Bron - la piste du protoxyde d’azote examinée après un accident mortel
Bron - la piste du protoxyde d’azote examinée après un accident mortel

Un accident mortel survenu dans la métropole lyonnaise remet en lumière les dangers liés à l’usage détourné du protoxyde d’azote. Dans la nuit de vendredi à samedi, un automobiliste a trouvé la mort après avoir violemment percuté un bus des transports en commun à Bron. Les circonstances du drame font actuellement l’objet d’investigations, mais plusieurs éléments relevés sur place orientent les enquêteurs vers une possible consommation de substances avant le choc.

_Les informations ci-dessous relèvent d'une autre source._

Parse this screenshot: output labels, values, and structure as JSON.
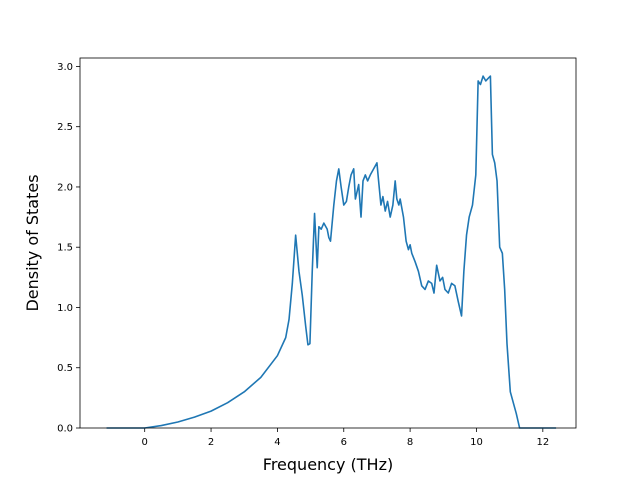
{
  "chart_data": {
    "type": "line",
    "xlabel": "Frequency (THz)",
    "ylabel": "Density of States",
    "xlim": [
      -1.95,
      13.0
    ],
    "ylim": [
      0.0,
      3.07
    ],
    "x_ticks": [
      0,
      2,
      4,
      6,
      8,
      10,
      12
    ],
    "x_tick_labels": [
      "0",
      "2",
      "4",
      "6",
      "8",
      "10",
      "12"
    ],
    "y_ticks": [
      0.0,
      0.5,
      1.0,
      1.5,
      2.0,
      2.5,
      3.0
    ],
    "y_tick_labels": [
      "0.0",
      "0.5",
      "1.0",
      "1.5",
      "2.0",
      "2.5",
      "3.0"
    ],
    "grid": false,
    "line_color": "#1f77b4",
    "series": [
      {
        "x": [
          -1.15,
          0.0,
          0.5,
          1.0,
          1.5,
          2.0,
          2.5,
          3.0,
          3.5,
          4.0,
          4.25,
          4.35,
          4.45,
          4.55,
          4.65,
          4.75,
          4.85,
          4.92,
          4.98,
          5.05,
          5.12,
          5.2,
          5.25,
          5.32,
          5.4,
          5.5,
          5.55,
          5.6,
          5.7,
          5.78,
          5.85,
          5.92,
          6.0,
          6.08,
          6.15,
          6.22,
          6.3,
          6.35,
          6.45,
          6.52,
          6.58,
          6.65,
          6.72,
          6.8,
          6.9,
          7.0,
          7.05,
          7.12,
          7.18,
          7.25,
          7.32,
          7.4,
          7.48,
          7.55,
          7.6,
          7.66,
          7.7,
          7.8,
          7.88,
          7.95,
          8.0,
          8.05,
          8.15,
          8.25,
          8.35,
          8.45,
          8.55,
          8.65,
          8.72,
          8.8,
          8.9,
          8.98,
          9.05,
          9.15,
          9.25,
          9.35,
          9.45,
          9.55,
          9.62,
          9.7,
          9.78,
          9.88,
          9.98,
          10.05,
          10.12,
          10.2,
          10.28,
          10.35,
          10.42,
          10.48,
          10.55,
          10.62,
          10.7,
          10.78,
          10.85,
          10.92,
          11.02,
          11.12,
          11.2,
          11.3,
          11.6,
          12.4
        ],
        "y": [
          0.0,
          0.0,
          0.02,
          0.05,
          0.09,
          0.14,
          0.21,
          0.3,
          0.42,
          0.6,
          0.75,
          0.9,
          1.2,
          1.6,
          1.3,
          1.1,
          0.85,
          0.69,
          0.7,
          1.3,
          1.78,
          1.33,
          1.67,
          1.65,
          1.7,
          1.65,
          1.58,
          1.55,
          1.85,
          2.05,
          2.15,
          2.0,
          1.85,
          1.88,
          2.0,
          2.1,
          2.15,
          1.9,
          2.02,
          1.75,
          2.05,
          2.1,
          2.05,
          2.1,
          2.15,
          2.2,
          2.05,
          1.85,
          1.92,
          1.8,
          1.88,
          1.75,
          1.85,
          2.05,
          1.9,
          1.85,
          1.9,
          1.75,
          1.55,
          1.48,
          1.52,
          1.45,
          1.38,
          1.3,
          1.18,
          1.15,
          1.22,
          1.2,
          1.12,
          1.35,
          1.22,
          1.25,
          1.15,
          1.12,
          1.2,
          1.18,
          1.05,
          0.93,
          1.3,
          1.6,
          1.75,
          1.85,
          2.1,
          2.88,
          2.85,
          2.92,
          2.88,
          2.9,
          2.92,
          2.27,
          2.2,
          2.05,
          1.5,
          1.45,
          1.15,
          0.7,
          0.3,
          0.2,
          0.12,
          0.0,
          0.0,
          0.0
        ]
      }
    ]
  }
}
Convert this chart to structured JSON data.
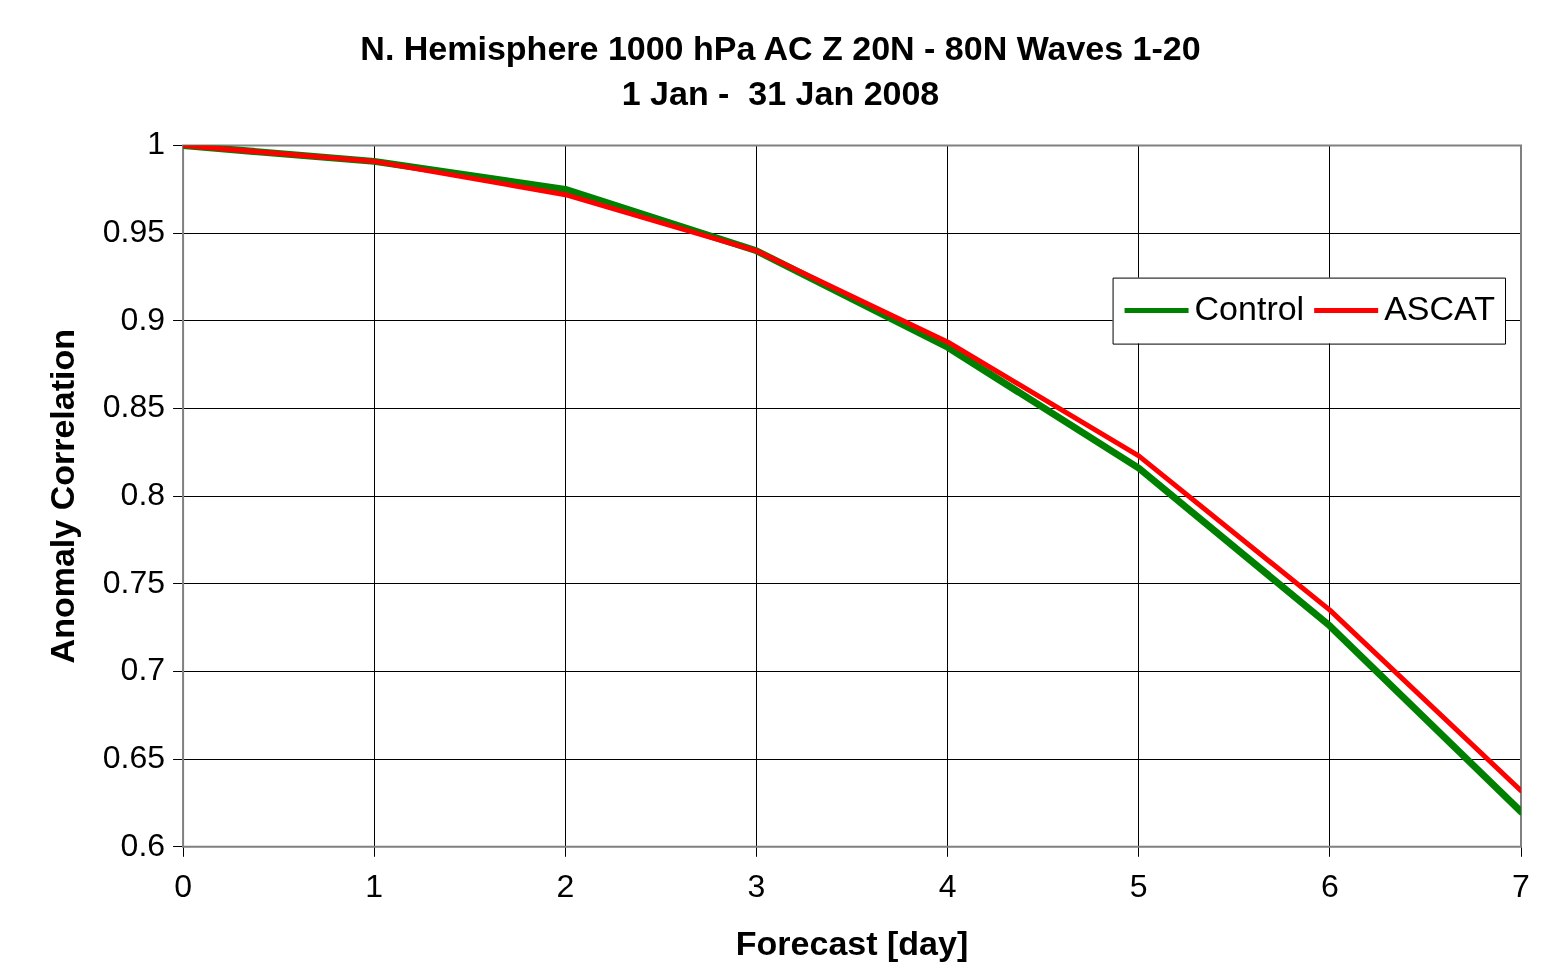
{
  "chart_data": {
    "type": "line",
    "title": "N. Hemisphere 1000 hPa AC Z 20N - 80N Waves 1-20",
    "subtitle": "1 Jan -  31 Jan 2008",
    "xlabel": "Forecast [day]",
    "ylabel": "Anomaly Correlation",
    "x": [
      0,
      1,
      2,
      3,
      4,
      5,
      6,
      7
    ],
    "series": [
      {
        "name": "Control",
        "color": "#008000",
        "values": [
          1.0,
          0.991,
          0.975,
          0.94,
          0.885,
          0.816,
          0.726,
          0.62
        ]
      },
      {
        "name": "ASCAT",
        "color": "#ff0000",
        "values": [
          1.0,
          0.991,
          0.972,
          0.94,
          0.888,
          0.823,
          0.735,
          0.632
        ]
      }
    ],
    "xlim": [
      0,
      7
    ],
    "xticks": [
      0,
      1,
      2,
      3,
      4,
      5,
      6,
      7
    ],
    "ylim": [
      0.6,
      1
    ],
    "yticks": [
      0.6,
      0.65,
      0.7,
      0.75,
      0.8,
      0.85,
      0.9,
      0.95,
      1
    ],
    "grid": true,
    "legend": "right",
    "marker": "none",
    "line_style": "solid"
  }
}
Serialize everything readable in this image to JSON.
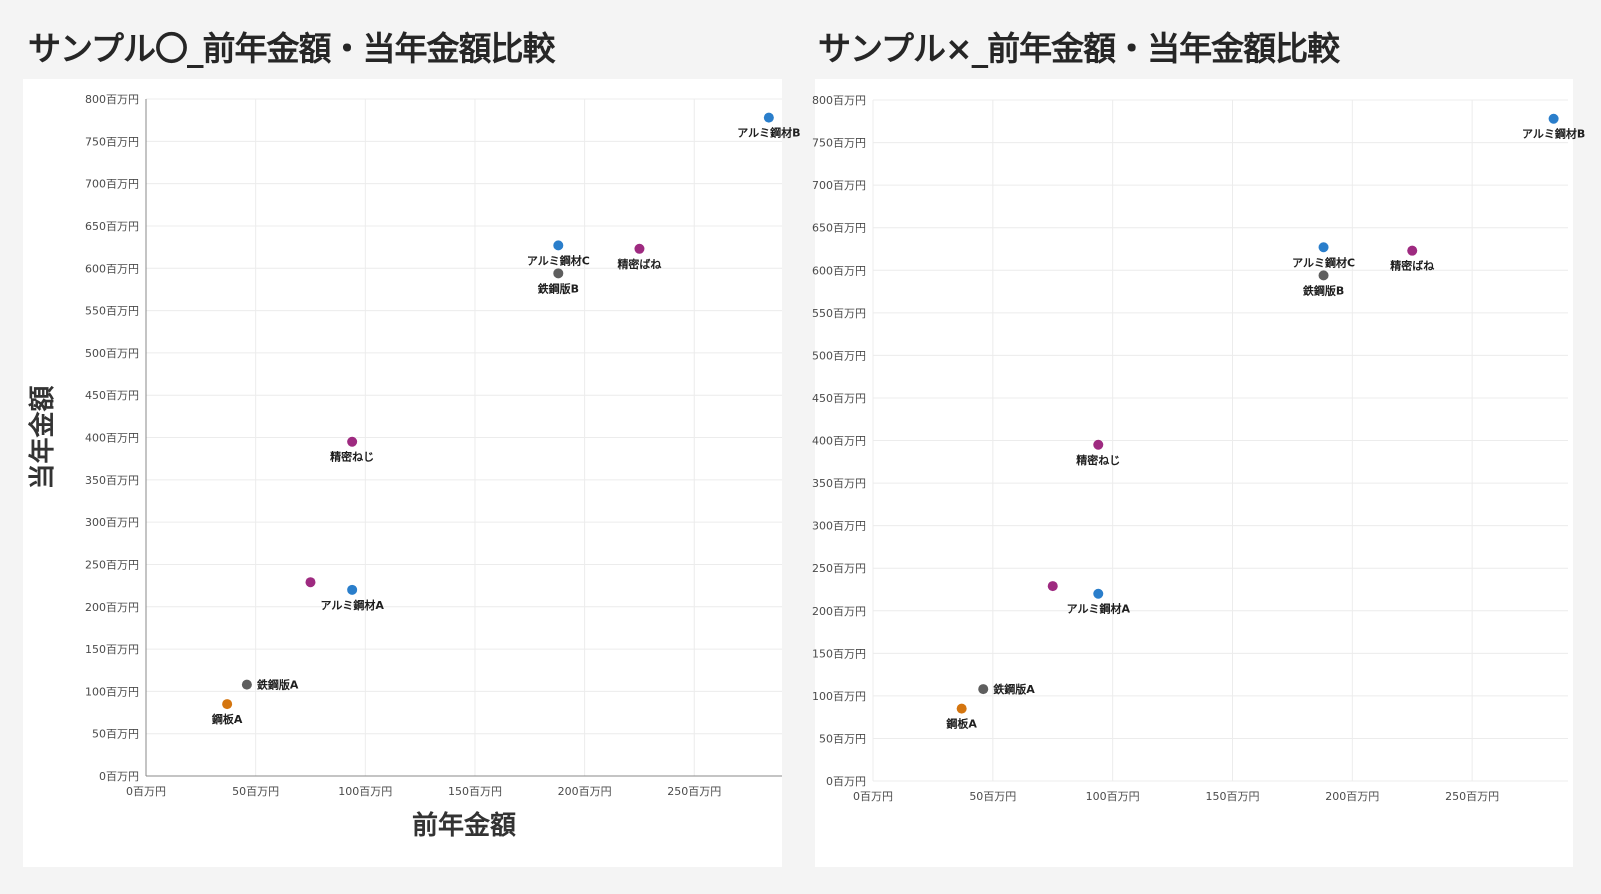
{
  "titles": {
    "left": "サンプル〇_前年金額・当年金額比較",
    "right": "サンプル×_前年金額・当年金額比較"
  },
  "colors": {
    "blue": "#2a7ecb",
    "gray": "#5e5e5e",
    "purple": "#9e2a80",
    "orange": "#d4750f"
  },
  "chart_data": [
    {
      "type": "scatter",
      "title": "サンプル〇_前年金額・当年金額比較",
      "xlabel": "前年金額",
      "ylabel": "当年金額",
      "xlim": [
        0,
        290
      ],
      "ylim": [
        0,
        800
      ],
      "x_ticks": [
        0,
        50,
        100,
        150,
        200,
        250
      ],
      "y_ticks": [
        0,
        50,
        100,
        150,
        200,
        250,
        300,
        350,
        400,
        450,
        500,
        550,
        600,
        650,
        700,
        750,
        800
      ],
      "tick_suffix": "百万円",
      "grid": true,
      "points": [
        {
          "label": "アルミ鋼材B",
          "x": 284,
          "y": 778,
          "color": "blue",
          "label_pos": "below"
        },
        {
          "label": "アルミ鋼材C",
          "x": 188,
          "y": 627,
          "color": "blue",
          "label_pos": "below"
        },
        {
          "label": "精密ばね",
          "x": 225,
          "y": 623,
          "color": "purple",
          "label_pos": "below"
        },
        {
          "label": "鉄鋼版B",
          "x": 188,
          "y": 594,
          "color": "gray",
          "label_pos": "below"
        },
        {
          "label": "精密ねじ",
          "x": 94,
          "y": 395,
          "color": "purple",
          "label_pos": "below"
        },
        {
          "label": "",
          "x": 75,
          "y": 229,
          "color": "purple",
          "label_pos": "none"
        },
        {
          "label": "アルミ鋼材A",
          "x": 94,
          "y": 220,
          "color": "blue",
          "label_pos": "below"
        },
        {
          "label": "鉄鋼版A",
          "x": 46,
          "y": 108,
          "color": "gray",
          "label_pos": "right"
        },
        {
          "label": "鋼板A",
          "x": 37,
          "y": 85,
          "color": "orange",
          "label_pos": "below"
        }
      ]
    },
    {
      "type": "scatter",
      "title": "サンプル×_前年金額・当年金額比較",
      "xlabel": "",
      "ylabel": "",
      "xlim": [
        0,
        290
      ],
      "ylim": [
        0,
        800
      ],
      "x_ticks": [
        0,
        50,
        100,
        150,
        200,
        250
      ],
      "y_ticks": [
        0,
        50,
        100,
        150,
        200,
        250,
        300,
        350,
        400,
        450,
        500,
        550,
        600,
        650,
        700,
        750,
        800
      ],
      "tick_suffix": "百万円",
      "grid": true,
      "points": [
        {
          "label": "アルミ鋼材B",
          "x": 284,
          "y": 778,
          "color": "blue",
          "label_pos": "below"
        },
        {
          "label": "アルミ鋼材C",
          "x": 188,
          "y": 627,
          "color": "blue",
          "label_pos": "below"
        },
        {
          "label": "精密ばね",
          "x": 225,
          "y": 623,
          "color": "purple",
          "label_pos": "below"
        },
        {
          "label": "鉄鋼版B",
          "x": 188,
          "y": 594,
          "color": "gray",
          "label_pos": "below"
        },
        {
          "label": "精密ねじ",
          "x": 94,
          "y": 395,
          "color": "purple",
          "label_pos": "below"
        },
        {
          "label": "",
          "x": 75,
          "y": 229,
          "color": "purple",
          "label_pos": "none"
        },
        {
          "label": "アルミ鋼材A",
          "x": 94,
          "y": 220,
          "color": "blue",
          "label_pos": "below"
        },
        {
          "label": "鉄鋼版A",
          "x": 46,
          "y": 108,
          "color": "gray",
          "label_pos": "right"
        },
        {
          "label": "鋼板A",
          "x": 37,
          "y": 85,
          "color": "orange",
          "label_pos": "below"
        }
      ]
    }
  ]
}
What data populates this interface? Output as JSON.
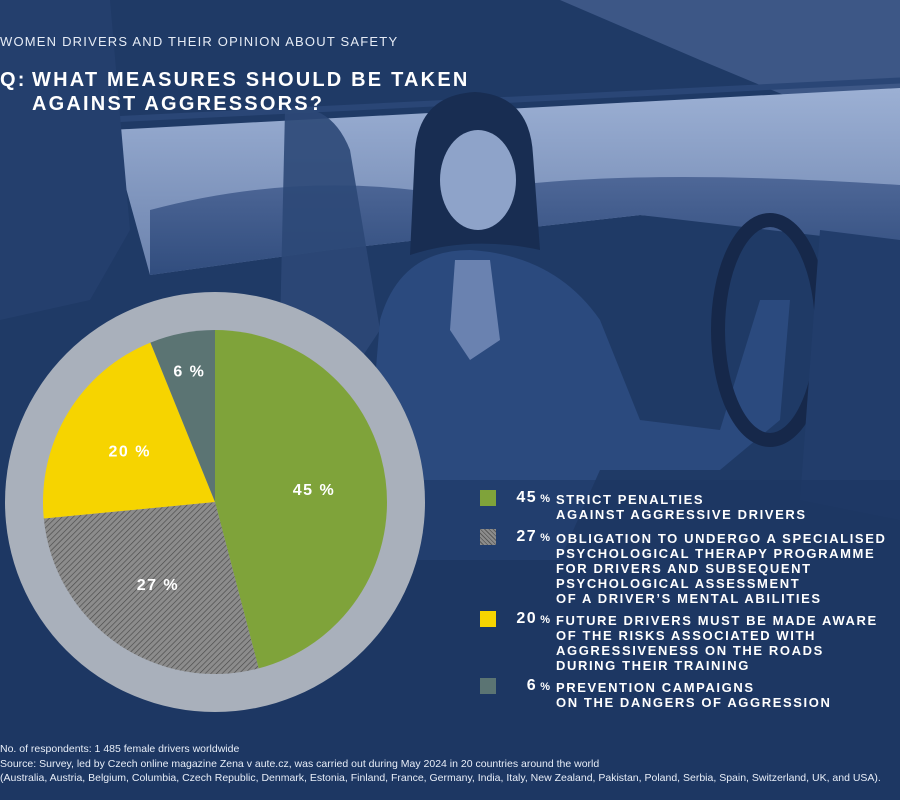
{
  "header": {
    "subtitle": "WOMEN DRIVERS AND THEIR OPINION ABOUT SAFETY",
    "q_label": "Q:",
    "title_line1": "WHAT MEASURES SHOULD BE TAKEN",
    "title_line2": "AGAINST AGGRESSORS?"
  },
  "colors": {
    "background": "#1f3a66",
    "pie_ring": "#a9b0bb",
    "green": "#7fa33a",
    "gray_hatched": "#8c8c8c",
    "yellow": "#f6d400",
    "slate": "#5b7473",
    "text": "#ffffff"
  },
  "chart_data": {
    "type": "pie",
    "slices": [
      {
        "value": 45,
        "label": "45 %",
        "color": "#7fa33a",
        "pattern": "solid",
        "legend_pct": "45",
        "legend_text": "STRICT PENALTIES\nAGAINST AGGRESSIVE DRIVERS"
      },
      {
        "value": 27,
        "label": "27 %",
        "color": "#8c8c8c",
        "pattern": "hatched",
        "legend_pct": "27",
        "legend_text": "OBLIGATION TO UNDERGO A SPECIALISED\nPSYCHOLOGICAL THERAPY PROGRAMME\nFOR DRIVERS AND SUBSEQUENT\nPSYCHOLOGICAL ASSESSMENT\nOF A DRIVER’S MENTAL ABILITIES"
      },
      {
        "value": 20,
        "label": "20 %",
        "color": "#f6d400",
        "pattern": "solid",
        "legend_pct": "20",
        "legend_text": "FUTURE DRIVERS MUST BE MADE AWARE\nOF THE RISKS ASSOCIATED WITH\nAGGRESSIVENESS ON THE ROADS\nDURING THEIR TRAINING"
      },
      {
        "value": 6,
        "label": "6 %",
        "color": "#5b7473",
        "pattern": "solid",
        "legend_pct": "6",
        "legend_text": "PREVENTION CAMPAIGNS\nON THE DANGERS OF AGGRESSION"
      }
    ],
    "unit": "%",
    "start": "12 o'clock",
    "direction": "clockwise"
  },
  "footnotes": [
    "No. of respondents: 1 485 female drivers worldwide",
    "Source: Survey, led by Czech online magazine Zena v aute.cz, was carried out during May 2024 in 20 countries around the world",
    "(Australia, Austria, Belgium, Columbia, Czech Republic, Denmark, Estonia, Finland, France, Germany, India, Italy, New Zealand, Pakistan, Poland, Serbia, Spain, Switzerland, UK, and USA)."
  ]
}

D’après les premiers constats, le conducteur circulait à une vitesse élevée et sans allumer ses phares lorsqu’il a percuté le véhicule de transport public. Le bus ne transportait aucun passager au moment des faits. Malgré l’intervention rapide des secours, l’automobiliste n’a pas survécu à ses blessures. Le chauffeur du bus, seul à bord, a quant à lui été légèrement blessé et pris en charge.

Des découvertes qui interrogent les enquêteurs

Lors des constatations réalisées après l’accident, les forces de l’ordre ont retrouvé dans la voiture une bonbonne de protoxyde d’azote, une dose de stupéfiants ainsi qu’une bouteille d’alcool. Les dépistages effectués sur le conducteur du bus se sont révélés négatifs pour l’alcool et les drogues. Les investigations devront désormais déterminer avec précision le rôle éventuel de ces substances dans la survenue de l’accident.

Surnommé « gaz hilarant » en raison des effets euphorisants qu’il peut provoquer lorsqu’il est inhalé, le protoxyde d’azote suscite une inquiétude croissante des pouvoirs publics. Son usage récréatif est régulièrement mis en cause dans des accidents de la route et divers incidents graves. Face à cette progression, le Parlement examine un renforcement de l’arsenal répressif. Le projet de loi Ripost, adopté au Sénat en mai, prévoit notamment jusqu’à un an d’emprisonnement et 3.750 euros d’amende pour la consommation de cette substance, tandis que la conduite sous son emprise pourrait être sanctionnée de trois ans de prison et de 9.000 euros d’amende.